Journal et fragments : $b Publiés avec l'assentiment de sa famille par G. S. Trébutien
II[37]
[37] Tout ce qui suit a été extrait d’un cahier rédigé par Mlle de Guérin vers 1841, qu’elle avait apporté du Cayla lors de son dernier voyage à Paris, avec l’intention vague de l’insérer peut-être dans le recueil des œuvres posthumes de Maurice ou de le laisser imprimer séparément, mais toujours en souvenir de lui et pour l’honneur de sa mémoire. Sauf les premières et les dernières pages, qui paraissent empruntées à des lettres écrites par la sœur à son frère pendant le séjour de celui-ci en Bretagne, ce n’était qu’une reproduction souvent littérale, par endroits un peu châtiée, du IIe cahier, que nous avons préféré mettre à son rang dans la suite du Journal et sous sa forme primitive. Nous avons seulement tenu à reproduire ici les passages qui ne se trouvent point ailleurs, et, à la date du 27 mai et du 21 août 1835, deux variantes qui nous ont semblé offrir un véritable intérêt littéraire.
… A propos d’enfants, tu veux savoir où j’en suis de mes Enfantines. Pas bien loin, mon ami ; les difficultés m’arrêtent, quoique j’aie toujours en moi l’inspiration pour cette œuvre qui me semble bonne. En effet, il n’existe pas de poésie pour les enfants, de cette poésie pure, fraîche, riante, délicate, céleste comme leur âme, une poésie de leur âge. Celle qu’on met entre leurs mains est presque toujours au-dessus de leur portée et n’est même pas sans danger, comme les fables de La Fontaine. J’en retrancherais plusieurs du recueil pour le premier âge, à qui est dû tant de révérence. Les enfants sont les anges de la terre ; on ne doit leur parler que leur langue, ne leur créer que des choses pures, peindre pour eux sur l’azur. La religion, l’histoire, la nature offrent de riches tableaux, mais qui sera le Raphaël ?

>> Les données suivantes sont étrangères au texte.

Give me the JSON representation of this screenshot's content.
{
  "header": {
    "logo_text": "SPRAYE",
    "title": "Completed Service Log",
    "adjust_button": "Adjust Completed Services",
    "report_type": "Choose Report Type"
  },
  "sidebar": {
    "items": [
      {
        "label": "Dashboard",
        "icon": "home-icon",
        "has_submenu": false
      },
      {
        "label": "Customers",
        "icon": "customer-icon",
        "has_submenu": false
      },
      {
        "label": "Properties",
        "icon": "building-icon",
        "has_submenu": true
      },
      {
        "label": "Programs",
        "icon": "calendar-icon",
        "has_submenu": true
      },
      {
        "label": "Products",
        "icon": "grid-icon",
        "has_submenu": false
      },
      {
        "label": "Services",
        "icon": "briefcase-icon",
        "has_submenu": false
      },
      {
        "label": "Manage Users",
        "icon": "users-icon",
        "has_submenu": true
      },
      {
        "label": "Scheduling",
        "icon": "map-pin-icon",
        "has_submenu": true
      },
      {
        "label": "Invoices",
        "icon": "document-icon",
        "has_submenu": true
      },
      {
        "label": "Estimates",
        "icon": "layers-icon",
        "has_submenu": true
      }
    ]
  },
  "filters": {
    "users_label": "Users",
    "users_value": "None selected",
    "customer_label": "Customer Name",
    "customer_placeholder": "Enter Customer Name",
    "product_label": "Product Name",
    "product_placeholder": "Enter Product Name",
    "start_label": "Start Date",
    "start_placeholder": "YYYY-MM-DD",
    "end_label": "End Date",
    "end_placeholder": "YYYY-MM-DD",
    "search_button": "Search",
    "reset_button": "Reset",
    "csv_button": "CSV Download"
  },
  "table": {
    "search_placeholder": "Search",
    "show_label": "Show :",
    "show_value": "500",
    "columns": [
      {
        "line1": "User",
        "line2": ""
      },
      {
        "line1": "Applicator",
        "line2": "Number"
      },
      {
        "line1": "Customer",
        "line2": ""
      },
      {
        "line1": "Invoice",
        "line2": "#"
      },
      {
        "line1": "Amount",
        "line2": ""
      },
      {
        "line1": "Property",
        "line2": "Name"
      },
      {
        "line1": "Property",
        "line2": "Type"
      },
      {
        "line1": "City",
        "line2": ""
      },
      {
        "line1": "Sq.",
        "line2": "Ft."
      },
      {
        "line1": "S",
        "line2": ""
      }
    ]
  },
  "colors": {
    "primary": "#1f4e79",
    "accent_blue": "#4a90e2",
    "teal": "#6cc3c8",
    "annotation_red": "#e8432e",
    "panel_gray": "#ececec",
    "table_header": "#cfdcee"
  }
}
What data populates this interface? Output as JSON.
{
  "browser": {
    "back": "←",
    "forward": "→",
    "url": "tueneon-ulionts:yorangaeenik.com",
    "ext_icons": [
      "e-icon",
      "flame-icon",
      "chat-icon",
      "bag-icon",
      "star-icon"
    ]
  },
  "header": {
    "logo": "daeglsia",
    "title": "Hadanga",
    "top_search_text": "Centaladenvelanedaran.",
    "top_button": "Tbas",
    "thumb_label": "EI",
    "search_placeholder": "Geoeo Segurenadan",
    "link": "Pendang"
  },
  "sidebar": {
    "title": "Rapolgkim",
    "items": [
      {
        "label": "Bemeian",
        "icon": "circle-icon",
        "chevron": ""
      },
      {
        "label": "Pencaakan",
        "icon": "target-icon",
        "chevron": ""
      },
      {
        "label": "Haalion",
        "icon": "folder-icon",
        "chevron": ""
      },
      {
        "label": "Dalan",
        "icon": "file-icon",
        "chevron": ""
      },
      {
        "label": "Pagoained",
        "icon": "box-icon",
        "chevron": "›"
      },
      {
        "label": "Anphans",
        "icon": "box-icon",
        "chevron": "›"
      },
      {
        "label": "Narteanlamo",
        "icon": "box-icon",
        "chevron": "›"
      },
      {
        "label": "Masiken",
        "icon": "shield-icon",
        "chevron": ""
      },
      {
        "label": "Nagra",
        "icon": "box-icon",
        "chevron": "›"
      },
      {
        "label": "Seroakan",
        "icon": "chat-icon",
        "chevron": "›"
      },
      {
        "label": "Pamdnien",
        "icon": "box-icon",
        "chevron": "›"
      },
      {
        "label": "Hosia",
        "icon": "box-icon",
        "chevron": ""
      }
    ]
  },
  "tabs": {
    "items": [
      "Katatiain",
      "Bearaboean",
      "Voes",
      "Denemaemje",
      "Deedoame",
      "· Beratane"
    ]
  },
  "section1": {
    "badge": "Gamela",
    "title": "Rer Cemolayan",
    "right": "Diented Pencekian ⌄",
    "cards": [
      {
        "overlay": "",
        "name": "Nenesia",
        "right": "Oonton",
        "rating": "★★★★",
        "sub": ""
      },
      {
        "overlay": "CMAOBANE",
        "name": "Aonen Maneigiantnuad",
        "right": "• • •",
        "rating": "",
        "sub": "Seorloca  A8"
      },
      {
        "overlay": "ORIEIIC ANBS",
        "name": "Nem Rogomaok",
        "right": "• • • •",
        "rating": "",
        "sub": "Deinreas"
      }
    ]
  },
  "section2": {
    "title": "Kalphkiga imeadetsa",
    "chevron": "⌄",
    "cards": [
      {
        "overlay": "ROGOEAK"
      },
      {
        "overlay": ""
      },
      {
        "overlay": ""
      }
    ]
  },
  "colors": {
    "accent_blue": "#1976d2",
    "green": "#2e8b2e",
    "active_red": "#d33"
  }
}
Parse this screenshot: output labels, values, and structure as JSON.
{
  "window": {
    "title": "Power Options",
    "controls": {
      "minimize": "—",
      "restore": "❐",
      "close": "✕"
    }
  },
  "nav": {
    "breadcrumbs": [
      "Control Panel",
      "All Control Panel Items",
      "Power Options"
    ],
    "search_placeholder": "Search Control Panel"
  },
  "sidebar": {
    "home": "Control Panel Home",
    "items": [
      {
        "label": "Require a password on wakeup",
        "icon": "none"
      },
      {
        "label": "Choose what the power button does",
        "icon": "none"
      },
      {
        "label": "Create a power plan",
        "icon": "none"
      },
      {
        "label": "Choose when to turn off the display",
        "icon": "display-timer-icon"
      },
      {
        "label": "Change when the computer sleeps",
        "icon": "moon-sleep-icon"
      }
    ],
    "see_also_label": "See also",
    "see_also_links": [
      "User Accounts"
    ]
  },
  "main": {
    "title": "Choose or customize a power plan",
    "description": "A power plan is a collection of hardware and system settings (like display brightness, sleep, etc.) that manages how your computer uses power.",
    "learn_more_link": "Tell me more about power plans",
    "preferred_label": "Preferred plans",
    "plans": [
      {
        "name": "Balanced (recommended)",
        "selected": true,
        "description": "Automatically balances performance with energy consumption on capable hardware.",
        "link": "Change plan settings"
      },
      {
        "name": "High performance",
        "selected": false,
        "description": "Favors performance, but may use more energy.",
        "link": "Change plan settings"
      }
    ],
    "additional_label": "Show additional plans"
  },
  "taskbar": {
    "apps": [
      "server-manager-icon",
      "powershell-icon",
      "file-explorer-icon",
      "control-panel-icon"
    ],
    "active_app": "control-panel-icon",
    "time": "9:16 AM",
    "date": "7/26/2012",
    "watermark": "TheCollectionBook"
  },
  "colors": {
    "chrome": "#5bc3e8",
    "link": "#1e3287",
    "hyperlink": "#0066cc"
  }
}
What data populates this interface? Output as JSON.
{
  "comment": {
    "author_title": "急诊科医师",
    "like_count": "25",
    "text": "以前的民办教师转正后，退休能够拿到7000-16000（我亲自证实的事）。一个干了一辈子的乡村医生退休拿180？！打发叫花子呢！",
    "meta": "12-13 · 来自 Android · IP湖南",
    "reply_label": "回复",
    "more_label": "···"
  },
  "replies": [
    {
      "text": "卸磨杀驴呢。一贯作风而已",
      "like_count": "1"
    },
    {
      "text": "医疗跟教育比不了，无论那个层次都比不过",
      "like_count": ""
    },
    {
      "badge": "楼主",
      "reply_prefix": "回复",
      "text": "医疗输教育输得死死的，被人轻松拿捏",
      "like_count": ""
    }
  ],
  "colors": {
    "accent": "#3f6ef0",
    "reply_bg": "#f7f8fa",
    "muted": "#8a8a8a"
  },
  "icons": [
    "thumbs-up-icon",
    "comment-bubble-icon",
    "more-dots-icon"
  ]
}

En attendant, voici un échantillon des Enfantines. Petite fille, je me figurais qu’un ange présidait à nos jeux. Je l’appelais l’ange Joujou. Cette idée riante, je l’ai mise en vers.
L’ANGE JOUJOU.
L’admirable pays que la Bretagne, par sa foi et ses beaux génies ! Que tes lettres datées de là me font plaisir ! Que j’ai de joie, Maurice, de te savoir sur cette terre forte, de te voir vivre du même air qu’ont respiré Du Guesclin, Chateaubriand, Lamennais ! L’âme doit grandir dans une telle atmosphère. Que ne deviendra pas la tienne si naturellement belle ! Que ne recevra-t-elle pas en intelligence des intelligences qui t’entourent ! Quels torrents de foi et de lumière t’inondent dans ta solitude de La Chênaie ! Tu me représentes un religieux à Clairvaux du temps de saint Bernard. Seulement M. de Lamennais me semble un peu moins doux que cet admirable saint ; mais M. Gerbet a la suavité d’un ange. Je te préférerais sous sa direction toute d’amour et d’humilité. Recueille bien soigneusement les conférences religieuses qu’il vous fait et que tu destines à tes sœurs, les anachorètes du Cayla. Je suis au reste fort satisfaite de sa décision. Veuille bien lui en témoigner tous mes remercîments et combien je serais charmée de l’avoir toujours pour mon casuiste, mais ce ne sera jamais que de loin. Oh ! si au lieu d’être ta sœur j’étais ton frère, tu me verrais bientôt où tu es, supposé le talent avec la vocation. La vocation serait certaine. Il y a longtemps que je dis comme saint Bernard : O beata solitudo, o sola beatitudo ! Mais tu sais ce qui me retient toujours, mon père et toi, toi, mon ami, qui m’as dit de rester encore pour toi dans le monde. Mais tu as déjà pris ton parti, tu as pris le ciel et tu me laisses la terre. O mon bien-aimé frère ! si par incroyable tu la quittais avant moi cette vallée de larmes, qu’y deviendrais-je ? Mais changeons d’idée.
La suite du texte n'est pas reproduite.